Programme microplastiques

  • Objectifs du programme

La collecte de microplastiques présents à la surface de la Méditerranée est l’activité fondatrice de l’Expédition MED

En répétant les mesures à petite, moyenne  et grande échelle, la cartographie réalisée à partir d’échantillons prélevés à terme sur l’ensemble de la Méditerranée vise à :

  • Déterminer s’il existe des zones de concentration des débris, en relation avec les structures hydrologiques locales (fronts de masses d’eau, tourbillons, etc.).
  • Affiner l’estimation globale des microplastiques polluants la surface
  • Identifier les principales sources de déchets vers la mer
  • Les zones étudiées

Entre 2010 et 2013, l’objectif a été de quadriller le courant liguro-provençal dans la zone franco-italienne, en englobant la Corse.
Puis, en 2014, le pourtour du bassin occidental a été échantillonné dans son ensemble.
Pour l’année 2015, nous avons en projet de poursuivre les prélèvements dans le bassin Ligure afin de continuer les comparaisons temporelles et également de faire une campagne sur le littoral Italien

Programme scientifique embarqué 2016

Programme scientifique embarqué 2015

  • L’outil de prélèvement

Le Manta Trawling est la technique de collecte des microplastiques historiquement utilisée par Expédition MED. Celle-ci est réalisée au moyen d’un chalut flottant de type Manta. La dénomination « Manta » vient des deux ailes latérales permettant au dispositif de prélever les 20 premiers centimètres d’eau sous la surface.

Le chalut comprend un filet d’une longueur de 3m, terminé par un collecteur en PVC. La maille actuellement utilisée pour le filet est de 333 microns, dimension généralement employée par la communauté scientifique internationale.
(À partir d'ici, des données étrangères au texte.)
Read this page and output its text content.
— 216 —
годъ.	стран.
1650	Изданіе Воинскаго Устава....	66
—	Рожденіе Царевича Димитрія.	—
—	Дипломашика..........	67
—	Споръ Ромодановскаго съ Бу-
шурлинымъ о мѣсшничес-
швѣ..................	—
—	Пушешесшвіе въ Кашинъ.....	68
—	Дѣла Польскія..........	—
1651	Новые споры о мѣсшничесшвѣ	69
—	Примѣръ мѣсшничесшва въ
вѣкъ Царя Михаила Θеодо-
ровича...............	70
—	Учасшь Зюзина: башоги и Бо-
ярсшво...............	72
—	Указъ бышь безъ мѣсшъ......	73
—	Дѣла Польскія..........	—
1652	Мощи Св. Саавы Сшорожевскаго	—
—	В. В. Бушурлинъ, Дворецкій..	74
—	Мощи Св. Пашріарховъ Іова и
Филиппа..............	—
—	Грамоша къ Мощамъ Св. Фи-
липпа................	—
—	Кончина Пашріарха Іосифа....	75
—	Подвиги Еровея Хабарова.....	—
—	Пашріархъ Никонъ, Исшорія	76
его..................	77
Les prélèvements sont opérés selon un protocole stricte (temps, vitesse, localisation). Un échantillon est produit à chaque trait de chalut.

  •  Le traitement des échantillons

Chaque chalutage fait l’objet d’une observation minutieuse à bord du bateau puis à terre. Lors des analyses en laboratoire à l’issue des campagnes, le taux de plastique par km2 et par m3 d’eau notamment est calculé, ainsi que le rapport plastique / plancton, l’identification des espèces de plancton etc.

Le plancton présent dans l’échantillon s’avère quasi-systématiquement – pour ne pas dire toujours – mêlé à des fragments de plastiques, dans des proportions néanmoins variables. La quantité de plastique est parfois supérieure à celle de plancton.

L’origine des microplastiques :

Suite à une mauvaise gestion de leur fin de vie, les déchets plastiques ont tendance à s’accumuler dans la nature et pour certains, à se fragmenter et à  se concentrer dans l’environnement marin, affectant ainsi la biodiversité marine. Principalement telluriques, ces déchets plastique déjà fragmentés ou entier sont charriés depuis les bassins versants et les fossés par le vent, les cours d’eau, les rivières et les fleuves vers les mers et les océans.
80 % des déchets retrouvés en mer proviennent de la terre et 80% à 95%  de ces déchets sont en plastique.

De par sa structure, le plastique  se fragmente également en mer sous l’action des ultraviolets et de l’hydrodynamisme marins.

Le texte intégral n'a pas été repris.